Prof. Dr. Brigitta Zöchling-Jud
Gesetzestext
(1) Der Schuldner hat während des Verzugs des Gläubigers nur Vorsatz und grobe Fahrlässigkeit zu vertreten.
(2) Wird eine nur der Gattung nach bestimmte Sache geschuldet, so geht die Gefahr mit dem Zeitpunkt auf den Gläubiger über, in welchem er dadurch in Verzug kommt, dass er die angebotene Sache nicht annimmt.
A. Normzweck.
Rn 1
§ 300 regelt einen Teil der Rechtsfolgen des Gläubigerverzugs (§ 293 Rn 5). Im Gegensatz zum Schuldnerverzug löst der Gläubigerverzug grds keine Schadensersatzpflicht des Gläubigers aus, es sei denn, er gerät zugleich in Schuldnerverzug (§ 286) oder es ist ein Anspruch aus § 280 I gegeben (Grüneberg/Grüneberg § 300 Rz 1; MüKoBGB/Ernst § 300 Rz 1). § 300 I ordnet eine Haftungserleichterung für den Schuldner an, § 300 II regelt den Übergang der Leistungsgefahr bei Gattungsschulden.

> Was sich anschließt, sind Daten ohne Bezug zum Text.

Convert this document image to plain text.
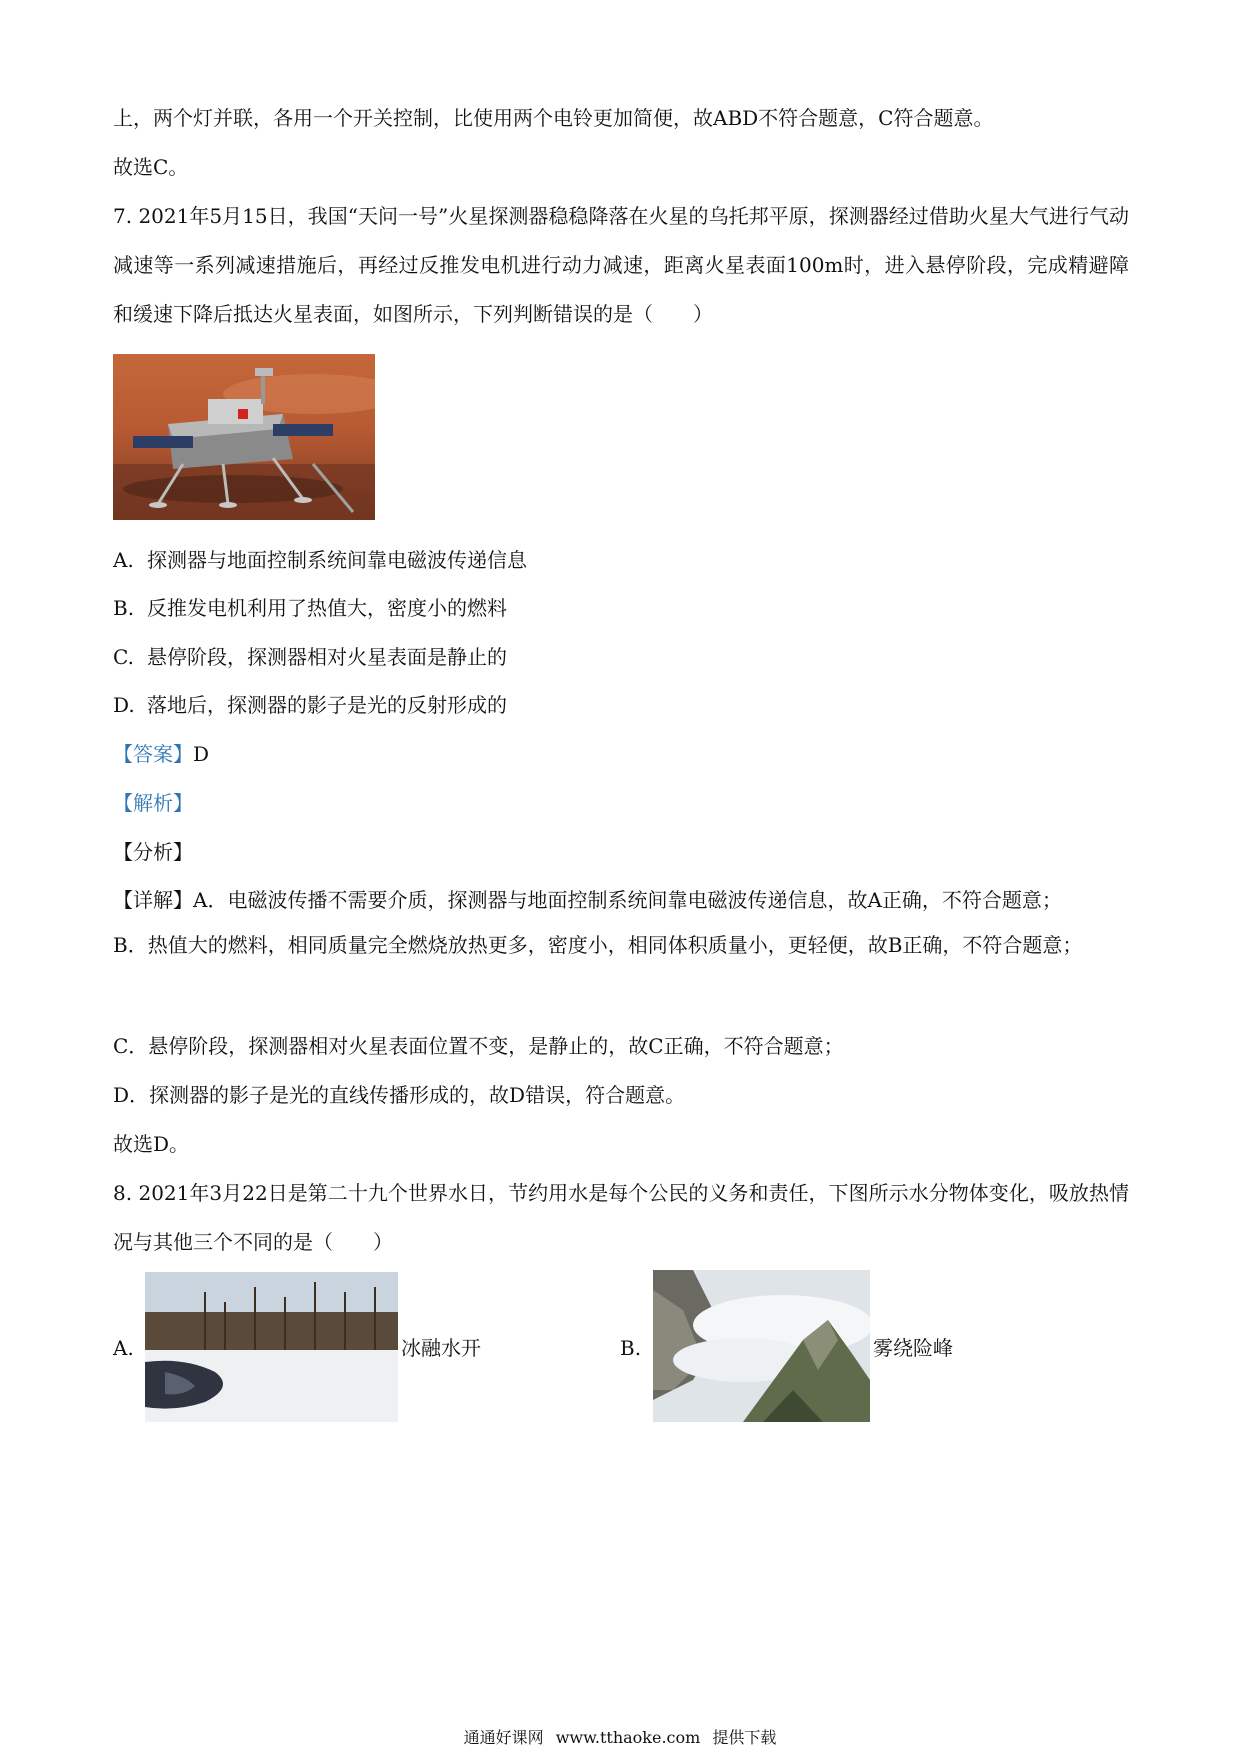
上，两个灯并联，各用一个开关控制，比使用两个电铃更加简便，故ABD不符合题意，C符合题意。
故选C。
7. 2021年5月15日，我国“天问一号”火星探测器稳稳降落在火星的乌托邦平原，探测器经过借助火星大气进行气动减速等一系列减速措施后，再经过反推发电机进行动力减速，距离火星表面100m时，进入悬停阶段，完成精避障和缓速下降后抵达火星表面，如图所示，下列判断错误的是（　　）
A. 探测器与地面控制系统间靠电磁波传递信息
B. 反推发电机利用了热值大，密度小的燃料
C. 悬停阶段，探测器相对火星表面是静止的
D. 落地后，探测器的影子是光的反射形成的
【答案】D
【解析】
【分析】
【详解】A．电磁波传播不需要介质，探测器与地面控制系统间靠电磁波传递信息，故A正确，不符合题意；
B．热值大的燃料，相同质量完全燃烧放热更多，密度小，相同体积质量小，更轻便，故B正确，不符合题意；
C．悬停阶段，探测器相对火星表面位置不变，是静止的，故C正确，不符合题意；
D．探测器的影子是光的直线传播形成的，故D错误，符合题意。
故选D。
8. 2021年3月22日是第二十九个世界水日，节约用水是每个公民的义务和责任，下图所示水分物体变化，吸放热情况与其他三个不同的是（　　）
A.	冰融水开	B.	雾绕险峰
通通好课网 www.tthaoke.com 提供下载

B. Die Haftungserleichterung nach § 300 I.
Rn 2
Trotz des Annahmeverzugs des Gläubigers wird der Schuldner von seiner Leistungspflicht nicht befreit (Grüneberg/Grüneberg § 300 Rz 1). Ausnahmen von diesem Grundsatz ergeben sich aus dem Gesetz (§ 615, hierzu Schreiber JURA 09, 295) oder Treu und Glauben. Der Schuldner erhält aber grds nur die Möglichkeit, die Schuld nach §§ 372, 383, 303 zum Erlöschen zu bringen; ein Rücktritts- oder Kündigungsrecht steht dem Schuldner nur zu, wenn im Verhalten des Gläubigers zugleich eine Pflichtverletzung liegt. § 300 I ordnet daher im Interesse des Schuldners eine Haftungserleichterung an; er hat im Gläubigerverzug nur Vorsatz und grobe Fahrlässigkeit zu vertreten.
Rn 3
Die Haftungserleichterung bezieht sich auf den Untergang oder die Beschädigung des Leistungsgegenstandes, aber auch auf die in den Schranken des § 302 herauszugebenden Nutzungen (AnwK/Schmidt-Kessel § 300 Rz 3). § 300 I ist auf alle Schuldverhältnisse anwendbar (MüKoBGB/Ernst § 300 Rz 2); einschließlich des Rückgewährschuldverhältnisses (RG 56, 270; Köln NJW-RR 95, 53; Grüneberg/Grüneberg § 300 Rz 2) und der Obhutspflichten des Mieters (BGHZ 86, 208; HP/Lorenz § 300 Rz 3), Pächters oder Werkunternehmers (BGH MDR 58, 335; HP/Lorenz § 300 Rz 3; aA Soergel/Schubel § 300 Rz 10). Auch allenfalls konkurrierende Ansprüche aus unerlaubter Handlung fallen in den Anwendungsbereich (Köln NJW-RR 95, 53 [OLG Köln 06.06.1994 - 19 U 150/93]; MüKoBGB/Ernst § 300 Rz 2). § 300 I kommt demgegenüber nicht zur Anwendung bei der Verletzung von Nebenpflichten iSd § 241 II (BGH LM § 651 Nr 3 Bl 2 R, Saarbr NJW-RR 02, 529 [OLG Celle 25.05.2000 - 14 U 34/99]; Grüneberg/Grüneberg § 300 Rz 2; MüKoBGB/Ernst § 300 Rz 2 mwN; aA RG 57, 107) oder bei Handlungspflichten wie Dienst- oder Arbeitsleistungen (AnwK/Schmidt-Kessel § 300 Rz 4).
Rn 4
Keine Auswirkung hat die Haftungsbeschränkung des § 300 I auf die Verteilung der Beweislast nach § 280 I 2. Der Schuldner trägt im Falle des Annahmeverzugs lediglich die Beweislast für solche Umstände, aus denen sich ergibt, dass weder Vorsatz noch grobe Fahrlässigkeit zur Unmöglichkeit der Leistung führten (MüKoBGB/Ernst § 300 Rz 3; Erman/Hager § 300 Rz 4).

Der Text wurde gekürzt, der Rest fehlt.